Constructing the neural network
The purpose of the neural network is to provide our snake with a starting point in making decisions. The neural network itself is composed of three layers: a single input, hidden, and output layers. The input layer has 24 nodes (eight observational directions for each of the apple, snake’s body, and the wall). The output layer consists of four nodes, one for each possible direction. Finally, the hidden layer is composed of 18 nodes, although this number can be fine-tuned in future iterations. The neural network is initialized with uniform random weights between -1/√(24x18) and 1/√(24x18). We use a relu activation function and softmax in the final layer. From here, the neural net is trained on a genetic algorithm to “evolve” snakes over time. Evolution in action
Genetic algorithms handle transforming basic, primitive creatures into truly impressive specimens. We have a population of 500 snakes existing in any given generation (a total of 50 generations in our case). The “genes” of the snakes are randomly generated via the network weights. The snakes are let loose in their environment and are judged by their fitness. The top ten percent along with the bottom one percent of snakes of each generation are selected to “breed” and form the children snakes of the next generation. For variety, “mutations” are introduced each generation. This adds evolutionary pressure to select and breed the most successful snakes every generation.
How did it perform?
There is a clear difference in performance between early and later generations.

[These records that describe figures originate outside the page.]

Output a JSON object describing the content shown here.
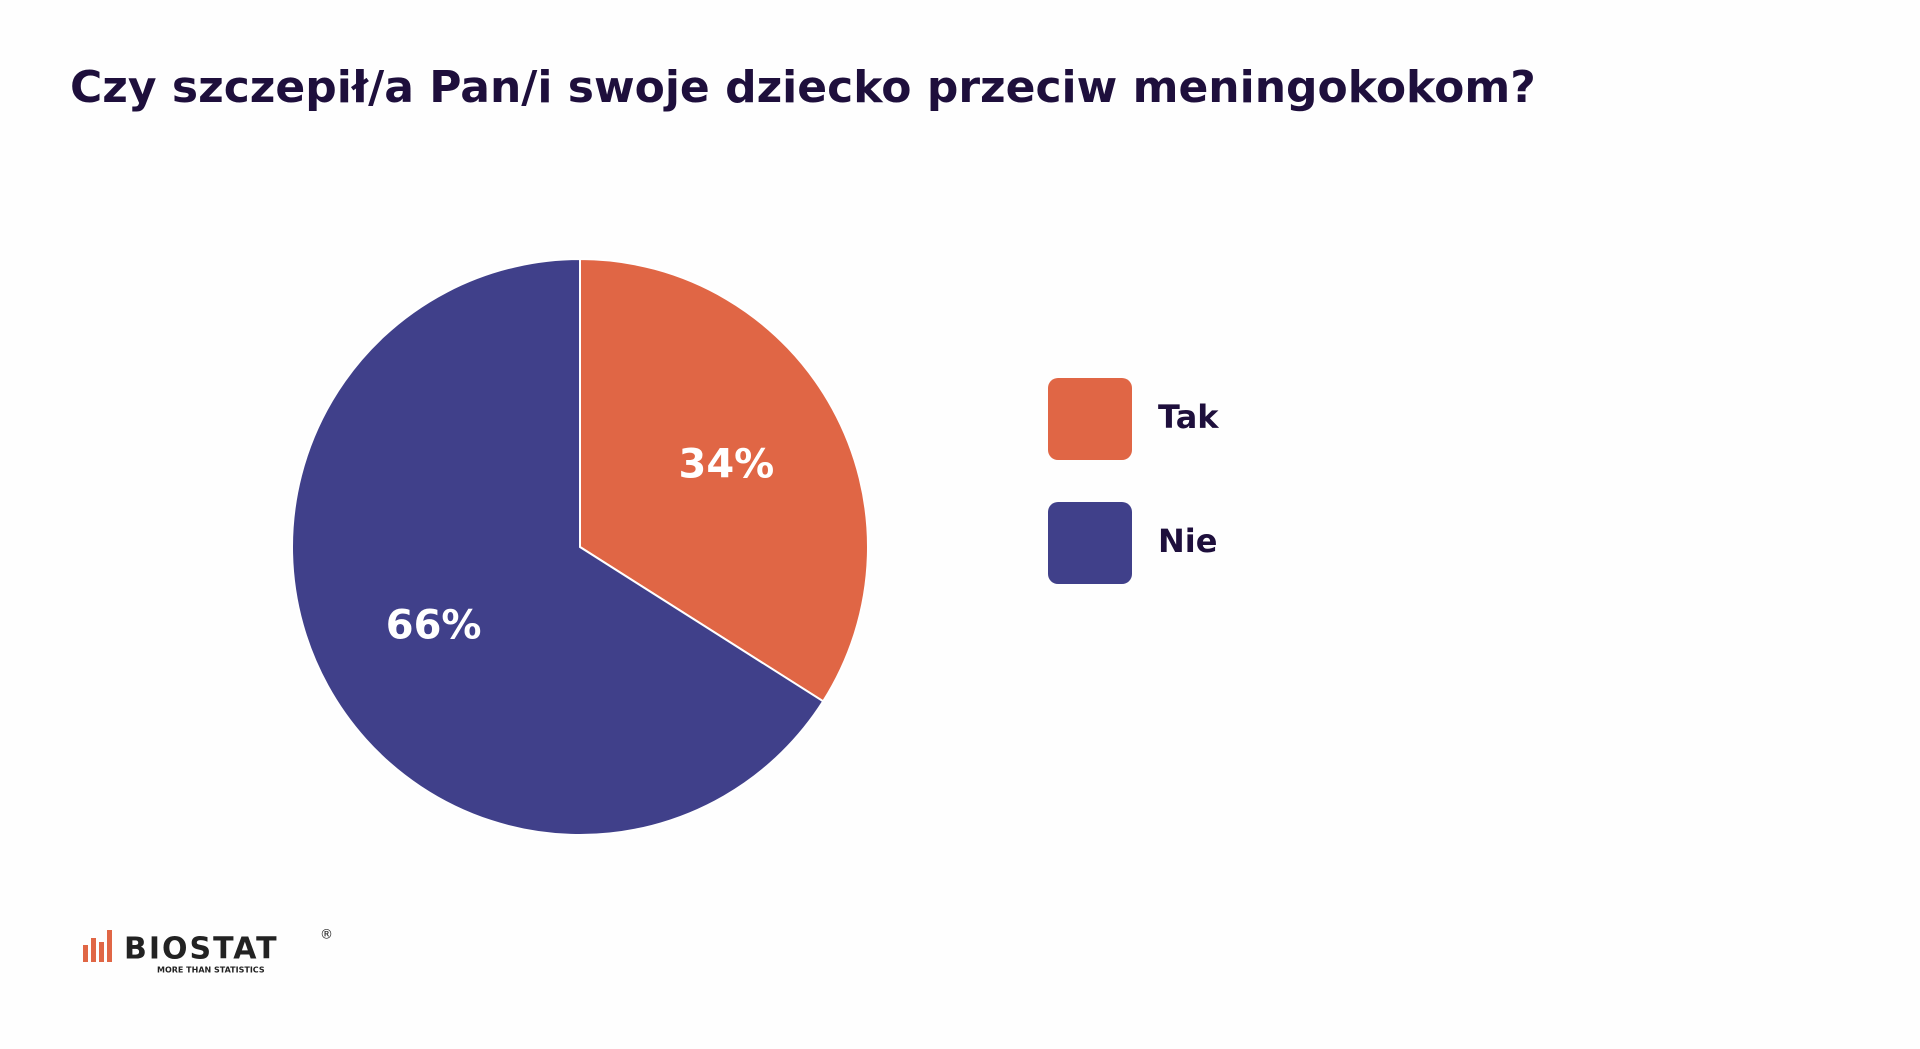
{
  "chart_data": {
    "type": "pie",
    "title": "Czy szczepił/a Pan/i swoje dziecko przeciw meningokokom?",
    "categories": [
      "Tak",
      "Nie"
    ],
    "values": [
      34,
      66
    ],
    "value_labels": [
      "34%",
      "66%"
    ],
    "colors": [
      "#e06645",
      "#40408a"
    ],
    "legend": "right"
  },
  "logo": {
    "name": "BIOSTAT",
    "tagline": "MORE THAN STATISTICS",
    "mark": "®"
  }
}
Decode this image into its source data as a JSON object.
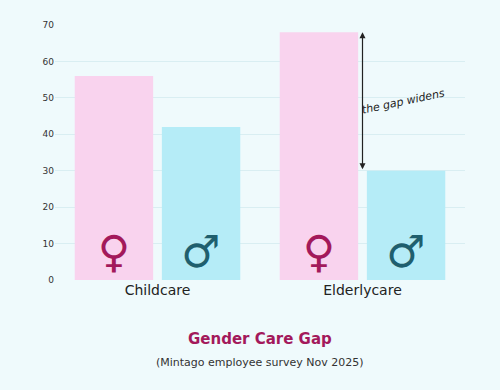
{
  "chart_data": {
    "type": "bar",
    "title": "Gender Care Gap",
    "subtitle": "(Mintago employee survey Nov 2025)",
    "categories": [
      "Childcare",
      "Elderlycare"
    ],
    "series": [
      {
        "name": "♀",
        "color": "#f9d3ee",
        "values": [
          56,
          68
        ]
      },
      {
        "name": "♂",
        "color": "#b5ecf7",
        "values": [
          42,
          30
        ]
      }
    ],
    "ylim": [
      0,
      70
    ],
    "yticks": [
      0,
      10,
      20,
      30,
      40,
      50,
      60,
      70
    ],
    "grid": true,
    "annotations": [
      {
        "text": "the gap widens",
        "category": "Elderlycare"
      }
    ]
  }
}
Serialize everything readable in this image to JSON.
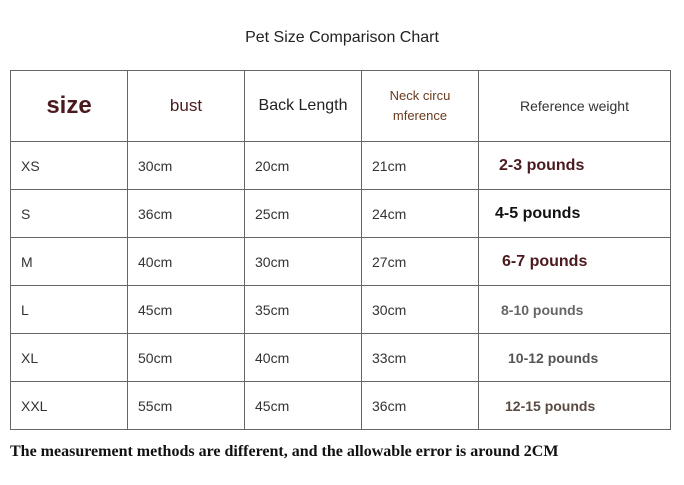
{
  "title": "Pet Size Comparison Chart",
  "headers": [
    "size",
    "bust",
    "Back Length",
    "Neck circu mference",
    "Reference weight"
  ],
  "rows": [
    [
      "XS",
      "30cm",
      "20cm",
      "21cm",
      "2-3 pounds"
    ],
    [
      "S",
      "36cm",
      "25cm",
      "24cm",
      "4-5 pounds"
    ],
    [
      "M",
      "40cm",
      "30cm",
      "27cm",
      "6-7 pounds"
    ],
    [
      "L",
      "45cm",
      "35cm",
      "30cm",
      "8-10 pounds"
    ],
    [
      "XL",
      "50cm",
      "40cm",
      "33cm",
      "10-12 pounds"
    ],
    [
      "XXL",
      "55cm",
      "45cm",
      "36cm",
      "12-15 pounds"
    ]
  ],
  "footer": "The measurement methods are different, and the allowable error is around 2CM"
}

Typically, snakes from generations 1-10 manage to eat up to five apples before crashing into a wall. However, progress improves markedly from generation 12-15 with double digit apples. The leading cause of death around generations 15-17 appear to be dying of hunger, perhaps as the snake grapples with learning how to navigate its environment with a longer body. This dilemma becomes even more clear from generation 20 onwards as the leading cause of death is almost always crashing against its own body (figures 2&3). Nevertheless, later generation snakes are much more successful and eat upwards of 80 apples before biting themselves. Movement patterns at this stage become banal, with the snake looping continuously in circles to reach the next apple rather than deftly moving in its environment. A lack of variety in maneuverability will almost always lead to the snake running into its tail, especially at longer lengths. Better pathfinding algorithms will be needed to mitigate this behaviour and better navigate around a growing body.
Figure 2: How many apples did snakes eat over 50 generations?
Figure 3: Snakes’ leading cause of death depends on the generation
References
Akbar, Ali (2019). Code Bullet (2018). Liu, Davide (2020). Surma, Greg (2018). Clark, Thomas Hikaru (2021).